Scratch my Back, « gratte mon dos » : le nouvel album de Peter Gabriel propose des reprises de Lou Reed, Bon Iver, Paul Simon, Regina Spektor, Arcade Fire ou Radiohead, parées de somptueux arrangements orchestraux. C'est aussi un échange de bons procédés, puisque Gabriel a demandé à ces artistes de chanter à leur tour une de ses chansons, pour un disque à sortir courant 2010. Un bon prétexte pour sonder la matière musicale qui décida de son parcours hétéroclite.

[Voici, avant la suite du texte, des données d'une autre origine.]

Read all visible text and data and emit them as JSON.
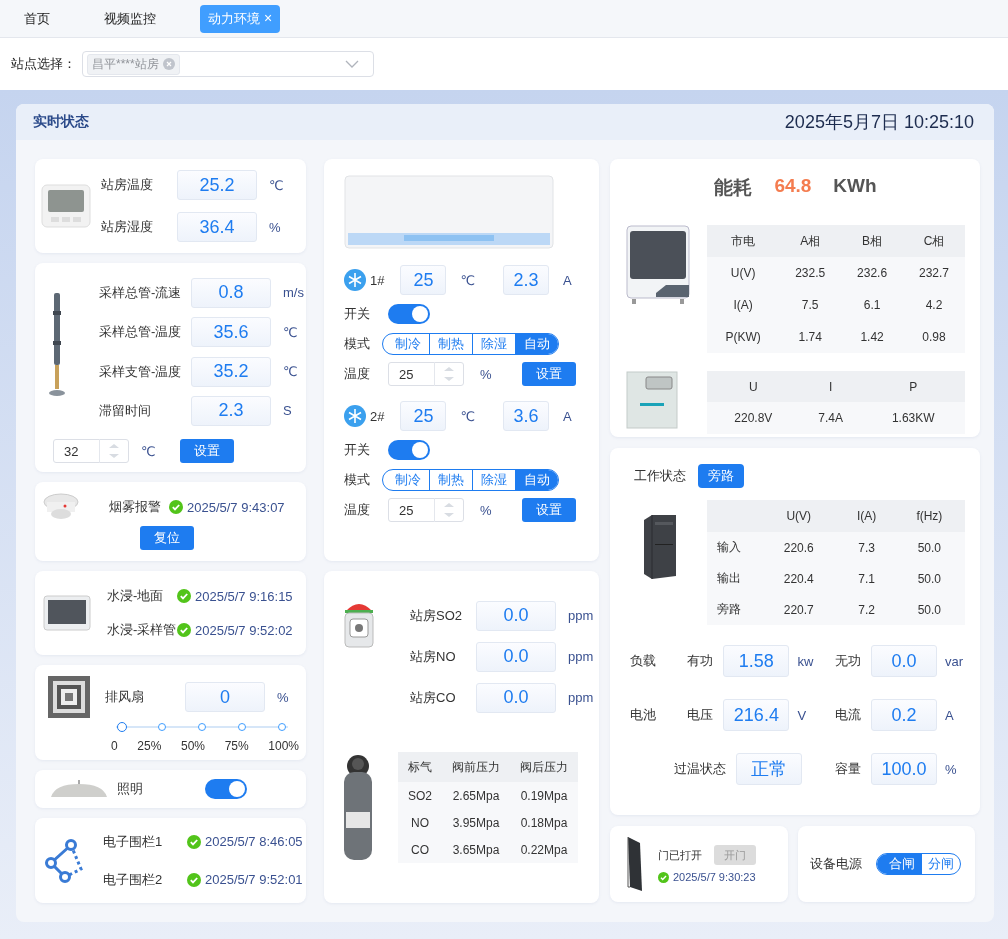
{
  "nav_tabs": [
    {
      "label": "首页",
      "selected": false
    },
    {
      "label": "视频监控",
      "selected": false
    },
    {
      "label": "动力环境",
      "selected": true,
      "close": "×"
    }
  ],
  "site_filter": {
    "label": "站点选择：",
    "tags": [
      "昌平****站房"
    ]
  },
  "panel": {
    "title": "实时状态",
    "datetime": "2025年5月7日 10:25:10"
  },
  "env": {
    "readings": [
      {
        "label": "站房温度",
        "value": "25.2",
        "unit": "℃"
      },
      {
        "label": "站房湿度",
        "value": "36.4",
        "unit": "%"
      }
    ]
  },
  "sampling": {
    "readings": [
      {
        "label": "采样总管-流速",
        "value": "0.8",
        "unit": "m/s"
      },
      {
        "label": "采样总管-温度",
        "value": "35.6",
        "unit": "℃"
      },
      {
        "label": "采样支管-温度",
        "value": "35.2",
        "unit": "℃"
      },
      {
        "label": "滞留时间",
        "value": "2.3",
        "unit": "S"
      }
    ],
    "setpoint": "32",
    "setpoint_unit": "℃",
    "button": "设置"
  },
  "smoke": {
    "label": "烟雾报警",
    "time": "2025/5/7 9:43:07",
    "ok": true,
    "button": "复位"
  },
  "water": {
    "items": [
      {
        "label": "水浸-地面",
        "time": "2025/5/7 9:16:15",
        "ok": true
      },
      {
        "label": "水浸-采样管",
        "time": "2025/5/7 9:52:02",
        "ok": true
      }
    ]
  },
  "fan": {
    "label": "排风扇",
    "value": "0",
    "unit": "%",
    "level": 0,
    "ticks": [
      "0",
      "25%",
      "50%",
      "75%",
      "100%"
    ]
  },
  "lighting": {
    "label": "照明",
    "on": true
  },
  "fence": {
    "items": [
      {
        "label": "电子围栏1",
        "time": "2025/5/7 8:46:05",
        "ok": true
      },
      {
        "label": "电子围栏2",
        "time": "2025/5/7 9:52:01",
        "ok": true
      }
    ]
  },
  "ac": {
    "units": [
      {
        "id": "1#",
        "temp": "25",
        "temp_unit": "℃",
        "current": "2.3",
        "current_unit": "A",
        "switch_label": "开关",
        "on": true,
        "mode_label": "模式",
        "modes": [
          {
            "label": "制冷",
            "selected": false
          },
          {
            "label": "制热",
            "selected": false
          },
          {
            "label": "除湿",
            "selected": false
          },
          {
            "label": "自动",
            "selected": true
          }
        ],
        "set_label": "温度",
        "set_value": "25",
        "set_unit": "%",
        "button": "设置"
      },
      {
        "id": "2#",
        "temp": "25",
        "temp_unit": "℃",
        "current": "3.6",
        "current_unit": "A",
        "switch_label": "开关",
        "on": true,
        "mode_label": "模式",
        "modes": [
          {
            "label": "制冷",
            "selected": false
          },
          {
            "label": "制热",
            "selected": false
          },
          {
            "label": "除湿",
            "selected": false
          },
          {
            "label": "自动",
            "selected": true
          }
        ],
        "set_label": "温度",
        "set_value": "25",
        "set_unit": "%",
        "button": "设置"
      }
    ]
  },
  "gas": {
    "readings": [
      {
        "label": "站房SO2",
        "value": "0.0",
        "unit": "ppm"
      },
      {
        "label": "站房NO",
        "value": "0.0",
        "unit": "ppm"
      },
      {
        "label": "站房CO",
        "value": "0.0",
        "unit": "ppm"
      }
    ],
    "table": {
      "columns": [
        "标气",
        "阀前压力",
        "阀后压力"
      ],
      "rows": [
        [
          "SO2",
          "2.65Mpa",
          "0.19Mpa"
        ],
        [
          "NO",
          "3.95Mpa",
          "0.18Mpa"
        ],
        [
          "CO",
          "3.65Mpa",
          "0.22Mpa"
        ]
      ]
    }
  },
  "energy": {
    "label": "能耗",
    "value": "64.8",
    "unit": "KWh",
    "mains_table": {
      "columns": [
        "市电",
        "A相",
        "B相",
        "C相"
      ],
      "rows": [
        [
          "U(V)",
          "232.5",
          "232.6",
          "232.7"
        ],
        [
          "I(A)",
          "7.5",
          "6.1",
          "4.2"
        ],
        [
          "P(KW)",
          "1.74",
          "1.42",
          "0.98"
        ]
      ]
    },
    "regulator_table": {
      "columns": [
        "U",
        "I",
        "P"
      ],
      "rows": [
        [
          "220.8V",
          "7.4A",
          "1.63KW"
        ]
      ]
    }
  },
  "ups": {
    "status_label": "工作状态",
    "status": "旁路",
    "columns": [
      "U(V)",
      "I(A)",
      "f(Hz)"
    ],
    "rows": [
      {
        "label": "输入",
        "values": [
          "220.6",
          "7.3",
          "50.0"
        ]
      },
      {
        "label": "输出",
        "values": [
          "220.4",
          "7.1",
          "50.0"
        ]
      },
      {
        "label": "旁路",
        "values": [
          "220.7",
          "7.2",
          "50.0"
        ]
      }
    ],
    "groups": [
      {
        "label": "负载",
        "fields": [
          {
            "label": "有功",
            "value": "1.58",
            "unit": "kw"
          },
          {
            "label": "无功",
            "value": "0.0",
            "unit": "var"
          }
        ]
      },
      {
        "label": "电池",
        "fields": [
          {
            "label": "电压",
            "value": "216.4",
            "unit": "V"
          },
          {
            "label": "电流",
            "value": "0.2",
            "unit": "A"
          }
        ]
      },
      {
        "fields": [
          {
            "label": "过温状态",
            "value": "正常"
          },
          {
            "label": "容量",
            "value": "100.0",
            "unit": "%"
          }
        ]
      }
    ]
  },
  "door": {
    "status": "门已打开",
    "button": "开门",
    "button_disabled": true,
    "time": "2025/5/7 9:30:23",
    "ok": true
  },
  "power": {
    "label": "设备电源",
    "options": [
      {
        "label": "合闸",
        "selected": true
      },
      {
        "label": "分闸",
        "selected": false
      }
    ]
  }
}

Le premier disque que tu as acheté ? Le premier album des Beatles, avec "Love Me Do".
La première cassette ? Je me souviens juste de la première que j’ai enregistrée enfant. C’était Red River Rock de Johnny & The Hurricanes.
Le premier CD ? Aucune idée ! En revanche, je me rappelle parfaitement mon premier son sur un walkman : l’album "Music in a Doll’s House" du groupe Family. Puis "Quadrophenia" des Who.
Quels artistes t’ont donné envie de faire de la musique ? Ils sont innombrables ! J’aime tellement la musique ! Otis Redding et Nina Simone étaient mes chanteurs préférés, mais j’aimais aussi la Beat Music à ses débuts, avec les Beatles, les Stones, les Who, Small Faces, Yardbirds… C’était vraiment une période géniale, les balbutiements du rock, sa révolte contre les règles établies. J’écoute aussi de la musique classique, impressionniste, parfois même des hymnes religieux.
Quels artistes t’ont convaincu de devenir producteur ? Dès les premières années de Real World, nous avons travaillé avec des musiciens sensationnels comme les Sabri Brothers, Geoffrey Oryema, Ayub Ogada, Nusrat Fateh Ali Khan… Ils m’ont donné la flamme !
Lequel de tes albums conseillerais-tu à quelqu’un qui ne connaît pas ton travail ? La compilation Hit (2003) reste une bonne porte d’entrée.
Si je te dis « Afrique », à quel son/artiste penses-tu en premier ? Youssou N'Dour.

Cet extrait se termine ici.